「そういえば、

桃乃木君は知らないかな?

美里の彼氏。

美里、教えてくれないんだよ。」
 
 
本当に久しぶりに会った人間に

何を聞いてるんだか。
 
 
桃乃木は知らないよ。

こういう話は

女の子にしかしていないんだから。
 
 
「もしかして桃乃木君が?

だったらお父さんは反対しなかったのに~」
 
 
「ちょっとそんなわけないじゃない。

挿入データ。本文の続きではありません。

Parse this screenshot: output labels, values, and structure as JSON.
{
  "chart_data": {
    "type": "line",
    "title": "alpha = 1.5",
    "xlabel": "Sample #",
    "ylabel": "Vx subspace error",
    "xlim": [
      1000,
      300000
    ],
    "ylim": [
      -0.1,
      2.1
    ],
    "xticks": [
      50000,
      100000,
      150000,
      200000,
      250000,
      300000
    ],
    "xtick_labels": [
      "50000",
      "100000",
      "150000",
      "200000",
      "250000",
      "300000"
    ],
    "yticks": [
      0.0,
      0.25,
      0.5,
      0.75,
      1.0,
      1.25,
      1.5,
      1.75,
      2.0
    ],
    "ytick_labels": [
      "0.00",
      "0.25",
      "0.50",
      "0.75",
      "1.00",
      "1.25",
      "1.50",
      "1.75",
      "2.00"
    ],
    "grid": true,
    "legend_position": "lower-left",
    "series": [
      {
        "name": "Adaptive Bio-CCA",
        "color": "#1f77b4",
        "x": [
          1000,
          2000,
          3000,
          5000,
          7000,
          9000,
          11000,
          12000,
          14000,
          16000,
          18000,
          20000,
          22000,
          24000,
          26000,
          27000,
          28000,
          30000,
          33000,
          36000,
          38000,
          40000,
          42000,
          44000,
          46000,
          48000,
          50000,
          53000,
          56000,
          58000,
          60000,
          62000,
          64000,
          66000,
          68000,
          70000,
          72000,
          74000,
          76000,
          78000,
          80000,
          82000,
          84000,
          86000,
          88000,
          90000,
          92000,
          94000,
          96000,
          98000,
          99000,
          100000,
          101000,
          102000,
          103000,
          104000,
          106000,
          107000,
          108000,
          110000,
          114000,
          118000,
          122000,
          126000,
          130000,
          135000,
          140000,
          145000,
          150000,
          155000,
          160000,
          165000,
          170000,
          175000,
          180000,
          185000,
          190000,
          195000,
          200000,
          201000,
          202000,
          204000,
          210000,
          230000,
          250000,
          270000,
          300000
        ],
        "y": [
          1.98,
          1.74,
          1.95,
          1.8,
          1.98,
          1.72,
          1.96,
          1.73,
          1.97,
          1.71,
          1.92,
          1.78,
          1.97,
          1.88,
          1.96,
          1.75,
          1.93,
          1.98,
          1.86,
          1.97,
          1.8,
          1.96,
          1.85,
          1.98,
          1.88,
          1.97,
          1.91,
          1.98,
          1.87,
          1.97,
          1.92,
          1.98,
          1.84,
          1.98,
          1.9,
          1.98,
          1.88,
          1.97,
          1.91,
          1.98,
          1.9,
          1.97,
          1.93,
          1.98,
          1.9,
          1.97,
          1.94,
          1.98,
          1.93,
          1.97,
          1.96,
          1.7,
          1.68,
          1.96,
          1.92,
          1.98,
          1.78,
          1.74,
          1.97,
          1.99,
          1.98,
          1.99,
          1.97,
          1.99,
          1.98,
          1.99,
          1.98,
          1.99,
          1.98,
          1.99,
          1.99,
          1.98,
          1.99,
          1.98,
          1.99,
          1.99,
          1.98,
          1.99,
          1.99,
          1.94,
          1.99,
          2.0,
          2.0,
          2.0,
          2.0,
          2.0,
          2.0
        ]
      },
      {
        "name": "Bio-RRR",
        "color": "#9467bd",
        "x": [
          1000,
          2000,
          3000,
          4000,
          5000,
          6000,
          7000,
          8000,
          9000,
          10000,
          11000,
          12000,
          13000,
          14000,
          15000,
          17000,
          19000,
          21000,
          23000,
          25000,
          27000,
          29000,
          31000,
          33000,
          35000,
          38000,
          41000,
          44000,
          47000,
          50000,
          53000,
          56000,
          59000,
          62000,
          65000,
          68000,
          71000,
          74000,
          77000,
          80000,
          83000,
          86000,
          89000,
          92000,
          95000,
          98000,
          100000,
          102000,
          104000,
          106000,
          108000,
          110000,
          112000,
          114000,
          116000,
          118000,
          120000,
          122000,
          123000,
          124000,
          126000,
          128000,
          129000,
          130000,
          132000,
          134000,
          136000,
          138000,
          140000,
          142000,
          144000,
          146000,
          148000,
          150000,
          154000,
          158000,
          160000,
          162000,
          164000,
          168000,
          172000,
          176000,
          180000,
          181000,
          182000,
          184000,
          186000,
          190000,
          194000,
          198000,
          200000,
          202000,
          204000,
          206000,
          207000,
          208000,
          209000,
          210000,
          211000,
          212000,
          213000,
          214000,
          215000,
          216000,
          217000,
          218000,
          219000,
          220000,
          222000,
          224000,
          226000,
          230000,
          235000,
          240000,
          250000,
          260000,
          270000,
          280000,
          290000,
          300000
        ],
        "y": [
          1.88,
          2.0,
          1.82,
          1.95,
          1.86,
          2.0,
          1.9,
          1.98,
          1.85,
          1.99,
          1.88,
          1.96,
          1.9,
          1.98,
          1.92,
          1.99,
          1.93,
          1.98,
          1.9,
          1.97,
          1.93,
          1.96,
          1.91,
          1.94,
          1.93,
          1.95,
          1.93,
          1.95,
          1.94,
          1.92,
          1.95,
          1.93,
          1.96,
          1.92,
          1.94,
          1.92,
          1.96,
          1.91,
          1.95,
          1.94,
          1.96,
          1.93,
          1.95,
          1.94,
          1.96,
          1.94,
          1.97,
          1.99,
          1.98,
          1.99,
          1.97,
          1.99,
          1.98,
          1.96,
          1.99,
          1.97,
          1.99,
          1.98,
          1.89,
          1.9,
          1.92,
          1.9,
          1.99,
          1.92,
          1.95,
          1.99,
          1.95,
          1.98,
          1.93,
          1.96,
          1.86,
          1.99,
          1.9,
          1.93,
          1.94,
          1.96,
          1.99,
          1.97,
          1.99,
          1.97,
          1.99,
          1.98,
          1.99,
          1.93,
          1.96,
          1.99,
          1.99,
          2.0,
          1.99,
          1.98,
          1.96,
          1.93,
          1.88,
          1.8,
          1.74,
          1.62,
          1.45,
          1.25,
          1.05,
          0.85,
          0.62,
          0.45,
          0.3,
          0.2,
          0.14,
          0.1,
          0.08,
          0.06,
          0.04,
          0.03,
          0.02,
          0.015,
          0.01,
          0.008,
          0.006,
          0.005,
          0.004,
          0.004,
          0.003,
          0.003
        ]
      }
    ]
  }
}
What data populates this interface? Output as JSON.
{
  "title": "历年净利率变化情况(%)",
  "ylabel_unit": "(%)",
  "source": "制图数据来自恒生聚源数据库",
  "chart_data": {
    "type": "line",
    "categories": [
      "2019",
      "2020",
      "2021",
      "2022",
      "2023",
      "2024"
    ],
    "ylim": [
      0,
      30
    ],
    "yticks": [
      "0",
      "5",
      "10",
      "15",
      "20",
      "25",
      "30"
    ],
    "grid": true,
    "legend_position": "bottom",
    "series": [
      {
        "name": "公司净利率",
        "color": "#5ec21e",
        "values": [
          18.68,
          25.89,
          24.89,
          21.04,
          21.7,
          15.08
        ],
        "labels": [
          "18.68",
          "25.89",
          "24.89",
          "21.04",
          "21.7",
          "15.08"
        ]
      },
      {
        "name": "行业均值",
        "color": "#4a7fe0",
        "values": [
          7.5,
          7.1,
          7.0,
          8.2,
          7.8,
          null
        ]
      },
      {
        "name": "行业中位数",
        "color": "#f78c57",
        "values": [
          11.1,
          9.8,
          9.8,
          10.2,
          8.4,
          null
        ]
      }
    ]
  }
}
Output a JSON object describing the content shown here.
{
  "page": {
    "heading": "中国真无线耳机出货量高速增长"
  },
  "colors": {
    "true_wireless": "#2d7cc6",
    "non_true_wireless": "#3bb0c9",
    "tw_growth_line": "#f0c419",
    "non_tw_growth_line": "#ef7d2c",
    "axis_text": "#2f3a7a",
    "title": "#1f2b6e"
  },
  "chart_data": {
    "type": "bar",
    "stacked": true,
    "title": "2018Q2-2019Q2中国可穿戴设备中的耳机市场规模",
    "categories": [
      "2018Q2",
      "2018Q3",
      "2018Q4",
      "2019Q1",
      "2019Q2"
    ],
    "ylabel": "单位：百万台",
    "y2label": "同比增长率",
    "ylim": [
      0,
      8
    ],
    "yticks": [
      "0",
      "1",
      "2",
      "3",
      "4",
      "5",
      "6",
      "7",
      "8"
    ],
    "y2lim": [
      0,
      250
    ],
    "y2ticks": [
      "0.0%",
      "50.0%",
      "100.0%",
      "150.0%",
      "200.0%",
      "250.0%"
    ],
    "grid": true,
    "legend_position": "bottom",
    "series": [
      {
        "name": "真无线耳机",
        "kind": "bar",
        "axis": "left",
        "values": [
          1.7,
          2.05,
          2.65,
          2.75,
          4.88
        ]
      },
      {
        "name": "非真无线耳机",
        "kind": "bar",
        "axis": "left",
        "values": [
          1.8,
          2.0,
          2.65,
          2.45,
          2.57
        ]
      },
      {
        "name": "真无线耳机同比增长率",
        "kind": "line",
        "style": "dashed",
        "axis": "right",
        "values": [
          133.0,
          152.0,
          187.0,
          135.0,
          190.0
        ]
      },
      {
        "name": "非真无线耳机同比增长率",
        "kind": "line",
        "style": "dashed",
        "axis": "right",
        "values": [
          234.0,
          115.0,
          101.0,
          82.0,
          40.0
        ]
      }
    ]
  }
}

」
 
 
本当にずかずかと

私の事を話しているお父さんは

困った人だ。
 
 
「はっはっは、

それはそうと最近お母さん見ないけど元気?」
 
 
えぇ、まぁ。
 
 
と、返事をする桃乃木の顔の様子が

明らかに変だった。

唇が青い、

外寒かったし具合でも悪いのかな?
 
 
「そっかあれから12年かぁ。

月日が経つのは早いねぇ。

昔はみんなで桜公園によく行ったよねぇ」
 
 
のんきに笑っているお父さん。
 
 
「・・・ごめん。

おじさん、美里。

もう遅いから帰ります。」
 
 
「え?そ、そう?

美里を送ってくれてありがとね。」
 
 
そうお父さんが桃乃木に告げると、

桃乃木はそそくさと家を出てしまった。
 
 
「あら、桃乃木君帰っちゃったの?

シュークリーム嫌いだったかしら?」
 
 
お母さんの手には

ナイロン袋に入れられたお土産があった。